En France, "l'activité (des feux) va s'intensifier dans les zones où elle est déjà forte, dans le Sud-Est et aussi s'étendre aux marges montagneuses de cette région du Sud", ainsi que "dans la moitié Nord où les températures et la sécheresse vont augmenter", pointe Jean-Luc Dupuy, spécialiste des incendies à l'Inrae d'Avignon.
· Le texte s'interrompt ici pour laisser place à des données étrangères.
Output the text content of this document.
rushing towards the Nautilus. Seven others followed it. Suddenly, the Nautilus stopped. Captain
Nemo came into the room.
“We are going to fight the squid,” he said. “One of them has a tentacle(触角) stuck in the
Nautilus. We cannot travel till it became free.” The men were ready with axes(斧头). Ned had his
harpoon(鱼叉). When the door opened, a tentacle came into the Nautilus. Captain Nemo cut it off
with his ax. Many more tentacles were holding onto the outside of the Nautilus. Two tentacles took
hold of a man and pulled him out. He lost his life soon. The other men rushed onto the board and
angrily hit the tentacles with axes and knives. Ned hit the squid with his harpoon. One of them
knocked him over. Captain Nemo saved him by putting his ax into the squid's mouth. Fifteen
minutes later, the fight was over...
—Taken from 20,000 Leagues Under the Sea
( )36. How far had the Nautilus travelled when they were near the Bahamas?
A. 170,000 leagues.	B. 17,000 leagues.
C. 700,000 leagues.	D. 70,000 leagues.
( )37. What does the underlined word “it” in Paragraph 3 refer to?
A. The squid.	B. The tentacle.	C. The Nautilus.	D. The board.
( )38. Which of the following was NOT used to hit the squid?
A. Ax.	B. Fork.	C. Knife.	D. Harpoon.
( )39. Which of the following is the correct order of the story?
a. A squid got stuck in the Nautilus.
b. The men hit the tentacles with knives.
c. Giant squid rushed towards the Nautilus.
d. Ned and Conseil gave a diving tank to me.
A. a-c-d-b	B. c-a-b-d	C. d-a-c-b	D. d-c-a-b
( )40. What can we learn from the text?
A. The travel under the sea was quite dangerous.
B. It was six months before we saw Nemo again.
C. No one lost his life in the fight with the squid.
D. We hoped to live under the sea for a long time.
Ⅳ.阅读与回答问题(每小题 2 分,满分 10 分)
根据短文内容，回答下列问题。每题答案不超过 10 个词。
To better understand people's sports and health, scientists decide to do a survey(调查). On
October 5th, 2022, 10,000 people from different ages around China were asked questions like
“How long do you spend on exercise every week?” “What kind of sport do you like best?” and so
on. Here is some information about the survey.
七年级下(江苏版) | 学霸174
A l'image du feu en juillet sur les Monts d'Arrée, en Bretagne.

"Il ne faut pas s'attendre à ce que les espèces s'adaptent à l'arrivée d'un nouveau régime de feu (fréquence naturelle de feu que peut supporter un écosystème sans effets irréversibles à long terme, NDLR) en quelques décennies", prévient M. Dupuy.

"L'adaptation nécessite plusieurs milliers d'années", insiste le chercheur particulièrement inquiet pour "les nouveaux territoires" dont la végétation est moins adaptée aux feux qu’en région méditerranéenne.

En Provence-Alpes-Côte-d'Azur, pour la première fois, des fonds publics et privés ont été débloqués à l'initiative de la Région, via son programme Respir, afin de venir en aide aux massifs forestiers et prévenir de nouvelles catastrophes.

Les effets collatéraux des incendies à répétition sont en effet nombreux: faute de végétation pour retenir l'eau de pluie le risque d'inondations augmente, le ruissellement des cendres dans les fossés peut aussi déséquilibrer la qualité de l'eau, essentielle aux animaux.

Quelque 468.000 euros ont ainsi été engagés pour des travaux prioritaires comme du "fascinage" consistant à consolider les berges des cours d'eau avec des morceaux de bois et à ralentir le ravinement de l'eau dans les pentes les plus raides.

Auparavant, près de 200.000 euros de travaux d'urgence (abattage d'arbres calcinés menaçant de s'effondrer, élagages) avaient déjà été engagés.

"Il faut rendre la forêt la plus résistante possible face au prochain incendie", reconnait Julie Mariton, du Syndicat mixte du massif des Maures, "il faut être humble, on sait que ça se reproduira".